Florise découvre via Facebook que Damon la trompe ; plutôt que de le reconquérir, elle décide de se travestir pour séduire sa rivale. Les coquettes sont donc deux, mais le personnage principal est lui-même double, tout comme l’oeuvre elle-même qui retisse habilement la partition de Dauvergne d’une création contemporaine bicéphale très réussie de Pierre Alferi et Gérard Pesson.
Pierre Alfieri, le librettiste, a retaillé le livret pour y ajouter des apartés des personnages qui commentent l’action tout au long de la soirée et ce, jusqu’à en infléchir le cours. Dauvergne, en effet, n’avait sans doute pas prévu de clore le spectacle par une ode au triolisme, à la bisexualité et au dépassement des genres ! « L’identité n’est qu’un décor, il faut en affranchir nos corps ». Mais cela est fait avec légèreté et humour, sans prosélytisme militant et le public ne boude pas son plaisir.
Le compositeur quant à lui, professeur de composition au CNSM, travaille souvent à partir d’oeuvres préexistantes.
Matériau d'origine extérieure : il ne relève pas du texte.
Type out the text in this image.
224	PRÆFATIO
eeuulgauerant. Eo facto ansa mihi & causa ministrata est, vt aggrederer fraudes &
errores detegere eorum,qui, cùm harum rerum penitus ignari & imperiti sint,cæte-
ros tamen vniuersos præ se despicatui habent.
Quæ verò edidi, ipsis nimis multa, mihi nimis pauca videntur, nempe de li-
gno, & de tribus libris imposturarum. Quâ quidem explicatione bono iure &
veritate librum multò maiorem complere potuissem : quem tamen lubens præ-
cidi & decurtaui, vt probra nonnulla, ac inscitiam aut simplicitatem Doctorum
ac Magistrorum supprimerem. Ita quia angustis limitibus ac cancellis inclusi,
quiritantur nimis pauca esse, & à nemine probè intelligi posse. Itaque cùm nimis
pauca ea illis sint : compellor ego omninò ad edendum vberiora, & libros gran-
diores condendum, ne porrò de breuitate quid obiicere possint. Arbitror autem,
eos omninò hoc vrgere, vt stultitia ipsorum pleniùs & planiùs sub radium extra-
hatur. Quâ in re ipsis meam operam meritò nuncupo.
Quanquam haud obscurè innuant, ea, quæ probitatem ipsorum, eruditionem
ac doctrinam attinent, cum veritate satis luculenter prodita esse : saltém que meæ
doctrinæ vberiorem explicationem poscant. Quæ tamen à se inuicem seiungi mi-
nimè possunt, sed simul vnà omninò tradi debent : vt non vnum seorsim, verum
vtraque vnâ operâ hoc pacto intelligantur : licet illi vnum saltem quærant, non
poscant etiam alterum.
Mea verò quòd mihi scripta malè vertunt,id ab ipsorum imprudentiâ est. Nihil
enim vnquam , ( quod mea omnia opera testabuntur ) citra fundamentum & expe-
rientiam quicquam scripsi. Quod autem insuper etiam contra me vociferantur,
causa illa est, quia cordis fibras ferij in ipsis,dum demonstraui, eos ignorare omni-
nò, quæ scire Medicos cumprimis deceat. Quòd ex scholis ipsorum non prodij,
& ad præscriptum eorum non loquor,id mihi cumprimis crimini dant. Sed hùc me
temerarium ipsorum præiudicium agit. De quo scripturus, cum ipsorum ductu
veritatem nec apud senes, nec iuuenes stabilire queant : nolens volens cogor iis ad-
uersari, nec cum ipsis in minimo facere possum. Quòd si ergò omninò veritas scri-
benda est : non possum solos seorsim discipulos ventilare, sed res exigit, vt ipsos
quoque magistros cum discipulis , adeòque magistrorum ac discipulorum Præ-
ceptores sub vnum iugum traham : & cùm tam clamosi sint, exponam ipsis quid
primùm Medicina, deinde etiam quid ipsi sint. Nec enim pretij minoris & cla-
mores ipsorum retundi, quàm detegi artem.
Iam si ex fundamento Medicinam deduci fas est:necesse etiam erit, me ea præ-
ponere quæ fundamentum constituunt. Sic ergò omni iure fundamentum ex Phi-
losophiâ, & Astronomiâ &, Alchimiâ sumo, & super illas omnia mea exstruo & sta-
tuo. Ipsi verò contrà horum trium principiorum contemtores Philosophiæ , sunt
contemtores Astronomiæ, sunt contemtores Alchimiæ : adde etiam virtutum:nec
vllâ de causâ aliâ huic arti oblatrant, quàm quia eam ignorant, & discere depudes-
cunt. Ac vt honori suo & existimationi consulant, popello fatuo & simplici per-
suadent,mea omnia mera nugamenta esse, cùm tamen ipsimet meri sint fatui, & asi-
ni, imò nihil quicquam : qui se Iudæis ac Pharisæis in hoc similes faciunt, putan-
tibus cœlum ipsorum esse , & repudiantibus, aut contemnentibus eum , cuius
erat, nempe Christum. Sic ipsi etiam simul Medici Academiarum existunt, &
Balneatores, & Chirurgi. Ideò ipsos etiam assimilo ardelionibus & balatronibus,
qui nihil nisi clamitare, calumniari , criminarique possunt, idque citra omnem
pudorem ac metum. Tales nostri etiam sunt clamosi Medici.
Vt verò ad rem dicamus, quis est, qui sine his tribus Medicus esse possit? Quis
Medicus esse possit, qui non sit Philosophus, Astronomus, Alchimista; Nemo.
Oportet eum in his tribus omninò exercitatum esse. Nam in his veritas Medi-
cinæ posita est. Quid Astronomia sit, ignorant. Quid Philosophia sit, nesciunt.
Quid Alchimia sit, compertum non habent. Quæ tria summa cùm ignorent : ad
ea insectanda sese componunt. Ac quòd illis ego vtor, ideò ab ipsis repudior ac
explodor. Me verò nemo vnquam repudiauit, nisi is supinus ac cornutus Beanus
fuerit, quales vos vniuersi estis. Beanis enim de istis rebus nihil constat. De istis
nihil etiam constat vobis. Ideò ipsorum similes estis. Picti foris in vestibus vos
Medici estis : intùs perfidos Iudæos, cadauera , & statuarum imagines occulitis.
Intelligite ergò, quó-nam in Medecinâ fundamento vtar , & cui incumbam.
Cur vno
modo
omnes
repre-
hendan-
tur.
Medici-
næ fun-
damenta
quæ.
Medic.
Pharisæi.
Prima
Il se coule ici avec aisance dans l’univers musical du milieu du XVIIIe siècle qu’il décale subtilement, jouant de citations en clins d’oeil à Carmen, au jazz ou au rap mais sans aucune lourdeur. L’oreille bascule sans heurt d’un siècle à l’autre, trouvant même un grand plaisir à la manière dont l’instrumentarium baroque est exploité.
© Festival d’Automne
Il faut dire que l’Ensemble Amarillis, sous la double houlette – encore – d’Héloïse Gaillard et Violaine Cochard, fait montre d’un délicieux sens du phrasé, du contraste et d’une quête de couleur pleine d’élégance et de vivacité. Les musiciens ont manifestement plaisir à interpréter ce répertoire inhabituel et exigeant de musique contemporaine. Le plateau vocal est au diapason avec une mention particulière pour Maïlys de Villoutreys dont le timbre est particulièrement séduisant dans les parties contemporaines. Elle nous fait également profiter d’une ligne ductile, d’aigus souples et d’un phrasé élégant qui font merveille. Annette Messager a crée pour sa Clarice, un costume superbe et décalé qui tient du paon et de la danseuse de revue tout à la fois. On y reconnaît la patte de l’artiste plasticienne qui a toujours eu le goût du textile comme du questionnement sur le féminin. Le boa que la coquette porte autour du cou est à prendre au sens propre, ce qui est bien naturel pour un personnage incarnant la tentation !
Face à elle, Isabelle Poulenard est dotée pour ce jeu des doubles d’une voix également légère et aux aigus bien timbrés, mais plus corsée, enrichie de très beaux piani et d’un d’un grand sens de la ligne vocale. Elle incarne une moderne Marie-Madeleine habillée de cheveux très convaincante avant de se glisser dans les oripeaux d’un travesti de fantaisie avec lesquels elle ne semble moins à l’aise scéniquement.
Dans un renversement savoureux des codes de l’opéra – assez courant pour les tenants du théâtre de foire dont Dauvergne est un illustre représentant – Robert Getchell, campe avec conviction un Damon qui n’est pas l’actant mais le prétexte à l’histoire, il n’ouvre d’ailleurs la bouche que dans la seconde partie du spectacle. Le ténor américain dont la voix est un peu métallique, est fort d’une diction remarquable et d’un accent est à peine perceptible.
Ce trio vocal est mis en espace plus que mis en scène par Fanny de Chaillé, ce que l’on peut regretter d’autant plus que les trois malheureuses chaises de bois qui composent la scénographie sont terriblement fades. La large tournée de ce spectacle aurait sans doute pu permettre quelques investissements minimums pour un mobilier décalé et plein d’esprit, à l’image de cette création qu’il est également possible de découvrir au disque.